The reality is that our political system is designed to be competitive and adversarial. Americans love competition and “hardball,” political or otherwise. Calling for cooperation and bipartisanship should mean that all sides compete hard, but play by the rules; that all sides play to win, but without delegitimizing the rules of the game, or the game itself. In courts of law plaintiffs’ and defendants’ attorneys cooperate with each other by adhering to the rules of discovery, evidence, etc… No one would ever seriously call for opposing attorneys to compromise their clients’ interests. Why do you suppose all the legal shows on TV focus on competitive trials? Why do you suppose there isn’t a hit show about plea bargaining?
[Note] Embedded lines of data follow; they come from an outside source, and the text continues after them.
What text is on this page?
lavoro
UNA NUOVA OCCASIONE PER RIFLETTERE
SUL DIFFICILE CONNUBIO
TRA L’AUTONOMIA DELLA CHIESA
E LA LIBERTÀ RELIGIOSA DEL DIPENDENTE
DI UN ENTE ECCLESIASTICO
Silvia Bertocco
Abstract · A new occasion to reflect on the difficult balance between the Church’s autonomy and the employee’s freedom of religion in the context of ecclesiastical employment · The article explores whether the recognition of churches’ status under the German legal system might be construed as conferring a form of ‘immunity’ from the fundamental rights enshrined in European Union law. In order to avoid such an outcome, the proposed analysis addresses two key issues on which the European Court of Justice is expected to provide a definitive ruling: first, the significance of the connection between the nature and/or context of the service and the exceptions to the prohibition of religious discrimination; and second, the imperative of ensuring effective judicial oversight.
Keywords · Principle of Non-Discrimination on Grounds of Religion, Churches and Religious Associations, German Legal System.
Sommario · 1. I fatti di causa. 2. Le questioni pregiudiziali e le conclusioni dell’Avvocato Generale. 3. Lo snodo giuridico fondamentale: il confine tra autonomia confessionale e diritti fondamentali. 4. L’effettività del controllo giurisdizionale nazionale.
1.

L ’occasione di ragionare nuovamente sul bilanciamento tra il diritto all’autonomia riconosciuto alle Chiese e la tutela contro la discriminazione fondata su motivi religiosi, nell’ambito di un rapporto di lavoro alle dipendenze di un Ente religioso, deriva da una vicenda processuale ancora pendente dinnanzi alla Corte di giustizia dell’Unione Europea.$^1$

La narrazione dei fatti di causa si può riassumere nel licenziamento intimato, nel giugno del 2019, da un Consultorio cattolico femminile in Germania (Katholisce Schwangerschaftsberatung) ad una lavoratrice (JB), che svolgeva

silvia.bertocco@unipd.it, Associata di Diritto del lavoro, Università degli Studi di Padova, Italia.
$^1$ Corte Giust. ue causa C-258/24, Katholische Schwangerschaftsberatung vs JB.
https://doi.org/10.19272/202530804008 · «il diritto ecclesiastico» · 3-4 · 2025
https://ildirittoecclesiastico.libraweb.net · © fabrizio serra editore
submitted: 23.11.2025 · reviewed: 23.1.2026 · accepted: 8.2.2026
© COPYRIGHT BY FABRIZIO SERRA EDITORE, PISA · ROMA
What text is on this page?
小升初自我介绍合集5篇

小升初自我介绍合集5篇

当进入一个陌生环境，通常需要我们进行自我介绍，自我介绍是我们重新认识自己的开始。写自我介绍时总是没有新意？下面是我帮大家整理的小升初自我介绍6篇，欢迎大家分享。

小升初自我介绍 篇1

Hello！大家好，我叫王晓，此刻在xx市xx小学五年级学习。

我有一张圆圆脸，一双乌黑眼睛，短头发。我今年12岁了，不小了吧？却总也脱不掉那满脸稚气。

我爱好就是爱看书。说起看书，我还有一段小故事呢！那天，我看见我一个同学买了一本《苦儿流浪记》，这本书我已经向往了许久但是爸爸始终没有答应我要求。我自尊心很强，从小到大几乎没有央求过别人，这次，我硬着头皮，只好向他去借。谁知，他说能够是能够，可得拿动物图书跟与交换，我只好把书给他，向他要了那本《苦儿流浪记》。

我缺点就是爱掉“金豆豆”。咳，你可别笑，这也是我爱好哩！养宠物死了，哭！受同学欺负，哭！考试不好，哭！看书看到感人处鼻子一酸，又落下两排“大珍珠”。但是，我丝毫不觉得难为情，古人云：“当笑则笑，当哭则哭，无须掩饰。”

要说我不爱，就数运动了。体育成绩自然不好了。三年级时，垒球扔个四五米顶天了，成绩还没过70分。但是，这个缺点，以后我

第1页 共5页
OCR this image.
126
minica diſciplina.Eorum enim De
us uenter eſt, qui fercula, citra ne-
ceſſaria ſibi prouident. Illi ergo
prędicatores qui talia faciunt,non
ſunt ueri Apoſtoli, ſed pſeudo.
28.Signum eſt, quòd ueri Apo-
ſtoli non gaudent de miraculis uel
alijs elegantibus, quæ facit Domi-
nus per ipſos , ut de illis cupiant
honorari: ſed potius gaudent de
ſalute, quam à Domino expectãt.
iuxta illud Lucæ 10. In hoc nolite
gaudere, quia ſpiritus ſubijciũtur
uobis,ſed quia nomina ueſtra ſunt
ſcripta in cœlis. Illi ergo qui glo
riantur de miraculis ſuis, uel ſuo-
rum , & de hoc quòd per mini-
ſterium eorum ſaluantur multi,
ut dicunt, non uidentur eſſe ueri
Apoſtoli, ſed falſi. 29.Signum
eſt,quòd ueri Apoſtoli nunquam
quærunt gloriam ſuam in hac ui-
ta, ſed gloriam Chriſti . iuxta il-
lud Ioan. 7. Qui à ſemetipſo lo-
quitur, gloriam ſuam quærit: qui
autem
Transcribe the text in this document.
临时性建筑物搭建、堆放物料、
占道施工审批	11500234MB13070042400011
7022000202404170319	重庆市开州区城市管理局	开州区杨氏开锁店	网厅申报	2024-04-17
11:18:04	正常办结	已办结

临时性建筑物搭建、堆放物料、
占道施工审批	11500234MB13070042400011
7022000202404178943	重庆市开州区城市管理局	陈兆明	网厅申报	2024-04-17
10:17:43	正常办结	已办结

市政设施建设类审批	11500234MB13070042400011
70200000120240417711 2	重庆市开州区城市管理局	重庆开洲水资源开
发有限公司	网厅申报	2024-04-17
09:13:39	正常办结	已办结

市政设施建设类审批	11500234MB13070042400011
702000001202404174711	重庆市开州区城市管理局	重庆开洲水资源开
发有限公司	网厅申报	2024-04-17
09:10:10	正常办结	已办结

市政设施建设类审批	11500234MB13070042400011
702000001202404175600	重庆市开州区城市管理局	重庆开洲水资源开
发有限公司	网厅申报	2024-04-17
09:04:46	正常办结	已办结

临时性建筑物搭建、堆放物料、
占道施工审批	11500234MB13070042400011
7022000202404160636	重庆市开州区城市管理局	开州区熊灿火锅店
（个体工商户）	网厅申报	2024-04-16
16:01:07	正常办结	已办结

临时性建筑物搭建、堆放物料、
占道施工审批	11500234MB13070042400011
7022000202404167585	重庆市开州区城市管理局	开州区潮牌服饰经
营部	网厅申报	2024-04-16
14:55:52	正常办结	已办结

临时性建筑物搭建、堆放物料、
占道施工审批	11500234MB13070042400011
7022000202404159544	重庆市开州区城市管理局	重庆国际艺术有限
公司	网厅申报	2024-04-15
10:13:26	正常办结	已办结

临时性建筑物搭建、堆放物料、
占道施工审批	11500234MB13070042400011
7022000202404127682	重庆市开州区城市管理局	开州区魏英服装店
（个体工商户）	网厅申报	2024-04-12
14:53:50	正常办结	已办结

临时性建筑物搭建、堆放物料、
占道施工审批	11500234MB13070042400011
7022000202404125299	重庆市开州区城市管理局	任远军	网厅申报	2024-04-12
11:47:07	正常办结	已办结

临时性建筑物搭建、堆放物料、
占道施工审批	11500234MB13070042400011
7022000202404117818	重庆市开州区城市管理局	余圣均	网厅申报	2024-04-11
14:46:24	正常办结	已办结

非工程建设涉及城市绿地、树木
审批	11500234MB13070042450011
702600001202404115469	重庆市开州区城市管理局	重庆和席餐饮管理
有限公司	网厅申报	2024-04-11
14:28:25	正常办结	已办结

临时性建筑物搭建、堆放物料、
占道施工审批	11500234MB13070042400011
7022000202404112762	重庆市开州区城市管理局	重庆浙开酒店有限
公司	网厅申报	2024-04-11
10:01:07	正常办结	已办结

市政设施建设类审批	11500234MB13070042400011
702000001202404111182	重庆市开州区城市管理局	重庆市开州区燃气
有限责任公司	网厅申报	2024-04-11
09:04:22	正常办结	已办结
Americans assume that the pursuit of justice requires competition. Our political system ought to be openly viewed the same way. Imagine if a rhetorical attack on the court itself or on judges became a staple in the rhetorical arsenals of trial attorneys. What if lawyers routinely claimed to hate the law and pledged that they were above it? How would that play in Peoria? Yet, that’s exactly what we have in politics; politicians who claim to hate politics and to be willing to rise above it. Shouldn’t politicians who think they are above politics be just as illegitimate? If lawyers shouldn’t “put the law aside,” why should politicians “put politics aside?” The pursuit of the public interest ought to be assumed to require competition no less vigorous or adversarial than that required for justice.
The major political parties represent the interests of two broad coalitions in America and should be expected and even encouraged to do so vigorously and skillfully. The pretense that All Americans agree on anything should be understood as the absurdity that it is. Americans only unite when the stakes are existential or insignificant, and that’s as it should be in a liberal democracy. When politicians lay claim to the will of “the American people” they should be vigorously challenged, even mocked on most occasions. Voters, like jurors, should subject such claims to the evidence and should hold the evidence to reasonable standards of proof. Unlike jurors, however, voters should understand which team best represents their interests in politics and not let rhetoric, lofty or low, distract them from voting those interests.
In politics we need to stop calling for “time outs” and just embrace a more “game on” approach. It’s actually more fun and more productive.